Till tis day, I find myself drawn to explore the factories, railroads and industrial centers more and more. And while I’d never recommend trespassing or breaking the law. I whole heartedly support following and documenting the things you love. Get out there, find it and document it. The world is yours.
I’ve been a member of SOHO Photo Gallery since 2006 and have really appreciated the opportunity to share my work with the gallery members and the people from around the world that visit. However, I’ve always been torn about it.

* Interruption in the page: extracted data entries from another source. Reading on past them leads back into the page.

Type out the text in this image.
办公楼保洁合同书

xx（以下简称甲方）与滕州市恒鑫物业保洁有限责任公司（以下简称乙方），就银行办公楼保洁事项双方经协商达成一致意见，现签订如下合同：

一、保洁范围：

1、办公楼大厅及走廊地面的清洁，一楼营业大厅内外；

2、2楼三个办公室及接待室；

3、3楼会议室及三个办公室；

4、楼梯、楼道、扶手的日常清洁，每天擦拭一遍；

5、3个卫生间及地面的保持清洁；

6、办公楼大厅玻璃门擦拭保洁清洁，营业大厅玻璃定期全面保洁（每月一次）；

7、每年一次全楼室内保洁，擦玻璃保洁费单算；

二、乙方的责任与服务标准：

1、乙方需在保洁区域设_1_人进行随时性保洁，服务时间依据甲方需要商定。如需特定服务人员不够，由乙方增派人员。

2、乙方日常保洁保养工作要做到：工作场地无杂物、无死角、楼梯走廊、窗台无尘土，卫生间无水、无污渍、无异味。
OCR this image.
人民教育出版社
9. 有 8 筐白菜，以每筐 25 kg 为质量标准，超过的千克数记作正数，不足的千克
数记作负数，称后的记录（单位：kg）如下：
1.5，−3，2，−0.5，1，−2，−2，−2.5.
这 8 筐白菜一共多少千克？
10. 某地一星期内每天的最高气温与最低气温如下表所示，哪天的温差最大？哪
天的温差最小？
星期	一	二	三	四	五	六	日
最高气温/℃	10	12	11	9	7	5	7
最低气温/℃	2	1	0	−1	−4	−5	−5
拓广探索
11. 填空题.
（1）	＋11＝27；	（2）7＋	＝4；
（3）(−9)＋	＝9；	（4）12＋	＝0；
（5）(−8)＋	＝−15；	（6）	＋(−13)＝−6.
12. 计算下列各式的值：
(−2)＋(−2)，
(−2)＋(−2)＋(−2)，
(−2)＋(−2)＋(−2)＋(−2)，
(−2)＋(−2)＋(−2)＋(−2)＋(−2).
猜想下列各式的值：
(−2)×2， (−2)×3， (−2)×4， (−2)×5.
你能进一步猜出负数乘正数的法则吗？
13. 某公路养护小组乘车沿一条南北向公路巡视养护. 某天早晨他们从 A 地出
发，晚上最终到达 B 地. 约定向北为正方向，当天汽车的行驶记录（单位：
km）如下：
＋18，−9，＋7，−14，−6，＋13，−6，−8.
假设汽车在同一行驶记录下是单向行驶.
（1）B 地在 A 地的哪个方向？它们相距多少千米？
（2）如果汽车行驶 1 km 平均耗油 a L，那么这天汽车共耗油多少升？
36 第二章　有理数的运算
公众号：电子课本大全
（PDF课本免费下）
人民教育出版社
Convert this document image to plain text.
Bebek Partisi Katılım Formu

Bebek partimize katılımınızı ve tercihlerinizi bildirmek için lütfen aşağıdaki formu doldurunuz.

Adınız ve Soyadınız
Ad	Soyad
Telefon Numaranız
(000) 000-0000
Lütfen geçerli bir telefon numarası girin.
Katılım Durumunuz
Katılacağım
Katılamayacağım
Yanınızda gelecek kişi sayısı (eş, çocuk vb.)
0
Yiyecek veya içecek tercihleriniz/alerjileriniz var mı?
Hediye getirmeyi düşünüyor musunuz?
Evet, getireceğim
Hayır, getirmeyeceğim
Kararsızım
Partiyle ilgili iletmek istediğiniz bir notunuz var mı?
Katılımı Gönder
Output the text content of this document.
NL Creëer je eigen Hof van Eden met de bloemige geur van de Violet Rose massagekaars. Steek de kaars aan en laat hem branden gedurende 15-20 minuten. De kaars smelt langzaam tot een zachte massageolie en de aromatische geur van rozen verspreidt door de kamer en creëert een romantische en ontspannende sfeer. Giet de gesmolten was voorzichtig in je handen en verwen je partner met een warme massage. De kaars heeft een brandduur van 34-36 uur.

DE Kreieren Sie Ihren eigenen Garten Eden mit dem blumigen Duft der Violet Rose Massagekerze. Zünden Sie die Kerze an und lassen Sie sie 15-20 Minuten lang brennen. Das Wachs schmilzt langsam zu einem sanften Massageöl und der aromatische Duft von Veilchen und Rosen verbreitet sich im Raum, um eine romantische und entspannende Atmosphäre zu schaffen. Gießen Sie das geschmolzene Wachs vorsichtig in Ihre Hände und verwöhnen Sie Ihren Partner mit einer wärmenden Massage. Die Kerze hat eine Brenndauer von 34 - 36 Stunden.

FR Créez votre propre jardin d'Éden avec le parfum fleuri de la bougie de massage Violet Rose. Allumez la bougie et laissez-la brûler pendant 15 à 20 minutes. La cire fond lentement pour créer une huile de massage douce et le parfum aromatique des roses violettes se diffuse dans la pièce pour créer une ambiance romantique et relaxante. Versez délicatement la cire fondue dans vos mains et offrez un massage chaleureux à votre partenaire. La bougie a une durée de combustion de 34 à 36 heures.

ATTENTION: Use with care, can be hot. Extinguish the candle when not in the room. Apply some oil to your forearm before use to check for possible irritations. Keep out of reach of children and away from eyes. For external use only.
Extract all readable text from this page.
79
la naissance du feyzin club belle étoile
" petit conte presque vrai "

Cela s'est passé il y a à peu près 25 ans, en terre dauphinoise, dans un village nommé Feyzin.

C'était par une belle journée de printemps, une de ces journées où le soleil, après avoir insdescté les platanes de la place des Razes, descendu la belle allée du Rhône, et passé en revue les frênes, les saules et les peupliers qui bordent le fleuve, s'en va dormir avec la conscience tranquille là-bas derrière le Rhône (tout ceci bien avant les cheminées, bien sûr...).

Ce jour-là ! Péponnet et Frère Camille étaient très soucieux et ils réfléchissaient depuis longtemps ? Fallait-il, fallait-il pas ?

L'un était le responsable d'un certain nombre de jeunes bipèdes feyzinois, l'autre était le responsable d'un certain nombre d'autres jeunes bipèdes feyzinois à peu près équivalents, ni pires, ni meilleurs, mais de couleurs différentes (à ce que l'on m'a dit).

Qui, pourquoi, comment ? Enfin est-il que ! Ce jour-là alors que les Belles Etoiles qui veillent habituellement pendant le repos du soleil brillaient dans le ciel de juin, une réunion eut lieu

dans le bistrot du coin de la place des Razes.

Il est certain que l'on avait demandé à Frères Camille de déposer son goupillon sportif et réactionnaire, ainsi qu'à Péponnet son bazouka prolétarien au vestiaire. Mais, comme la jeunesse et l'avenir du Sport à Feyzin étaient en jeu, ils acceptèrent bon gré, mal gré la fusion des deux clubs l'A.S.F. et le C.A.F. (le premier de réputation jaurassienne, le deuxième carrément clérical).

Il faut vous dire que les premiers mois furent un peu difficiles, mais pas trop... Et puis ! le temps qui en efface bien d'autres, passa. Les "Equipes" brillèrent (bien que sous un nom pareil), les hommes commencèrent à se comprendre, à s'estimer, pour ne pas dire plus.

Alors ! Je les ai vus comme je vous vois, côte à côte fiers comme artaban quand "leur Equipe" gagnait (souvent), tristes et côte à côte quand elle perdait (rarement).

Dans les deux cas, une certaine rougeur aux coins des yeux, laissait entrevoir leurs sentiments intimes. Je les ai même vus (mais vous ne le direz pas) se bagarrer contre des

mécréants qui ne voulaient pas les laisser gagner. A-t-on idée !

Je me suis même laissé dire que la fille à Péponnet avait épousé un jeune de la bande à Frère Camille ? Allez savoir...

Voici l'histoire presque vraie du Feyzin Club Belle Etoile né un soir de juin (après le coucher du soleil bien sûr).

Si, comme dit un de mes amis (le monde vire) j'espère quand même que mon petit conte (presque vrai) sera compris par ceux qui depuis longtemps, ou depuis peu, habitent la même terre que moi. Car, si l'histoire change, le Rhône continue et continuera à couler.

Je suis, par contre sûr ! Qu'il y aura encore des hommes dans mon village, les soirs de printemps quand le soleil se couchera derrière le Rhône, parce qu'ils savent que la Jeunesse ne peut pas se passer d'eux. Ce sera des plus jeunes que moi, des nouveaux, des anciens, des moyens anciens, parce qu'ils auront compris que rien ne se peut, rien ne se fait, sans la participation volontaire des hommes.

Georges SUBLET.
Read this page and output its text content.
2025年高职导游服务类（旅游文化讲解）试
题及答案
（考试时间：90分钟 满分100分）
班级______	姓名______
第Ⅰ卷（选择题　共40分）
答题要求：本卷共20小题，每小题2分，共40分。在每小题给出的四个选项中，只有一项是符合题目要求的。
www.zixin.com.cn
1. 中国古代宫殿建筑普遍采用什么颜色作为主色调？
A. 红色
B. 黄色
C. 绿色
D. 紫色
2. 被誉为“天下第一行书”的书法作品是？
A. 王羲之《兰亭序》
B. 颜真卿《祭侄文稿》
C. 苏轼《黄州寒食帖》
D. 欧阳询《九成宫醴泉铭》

Whenever joining a photo club or as is the case being a member of a COOP , my goal is to share and learn from the members. To create, inspire and be inspired. And of course to expose my work to new viewers. Having been a member of several such clubs Hob’art, The Palisades Camera Club and SOHO Photo I’ve gotten to do that. Yet, the experience has always left me wanting more. Coming to SOHO Photo was a big step for me. Having to work on submitting a portfolio for acceptance was paramount to my growth. Yet since joining I’ve been left with the feeling that I’ve joined a sewing circle at a retirement home. Each year when it’s time to pay my dues and renew I think long and hard about it. In 2010 I decided to renew with the ambition of shooting there from time to time on the galleries off days. I gingerly brought this up to various members I had hosted with. None of which seemed to show any concern. For me personally, that alone made it worth while. So I decided to take advantage. Recently, while shooting I was confronted by a member(One I had never met prior) . He was pissed off and said he’d be telling the elders. I jokingly said “Hey, point taken. Don’t be a rat and drop the dime.” He saw no humor in it.
Time went by and I got no feedback. no scolding came my way. Yet I still delayed my renewal. Maybe this was it. This was my sign. I got an email stating that I was “overdue” and ignored it. Still thinking. Then I got an official letter with the galleries letterhead and everything. I let it sit. Sunday morning Kayuri saw it on the coffee table and said. “Just renew. It’s not a lot. It might be worth it.” I wavered. “You know, why not.” That was until this morning when I got the email. That Rat dropped the dime on me and it upset some people. I can assure you and them it was never done out of disrespect or in a manner that would suggest I was sneaking around. Having discussed it openly in the past. I replied with just that and haven’t heard back since. But it made me think. I’ve never been much for groups and it’s been quite difficult relating to so many of the members in the past due to the vast generation gap. I’m deciding to follow my instinct and end my association. I can’t complain at all.
Life is what you make of it. You get exactly what you put into it. I never liked sitting in meetings. The openings rarely brought in new faces. It was always a mutual admiration society as far as I could see. There were times when members work totally blew my mind. Inspired me and made me yearn to be better. That’s a good thing. I’d definitely say my experience was a good one. It’s just time to try something new.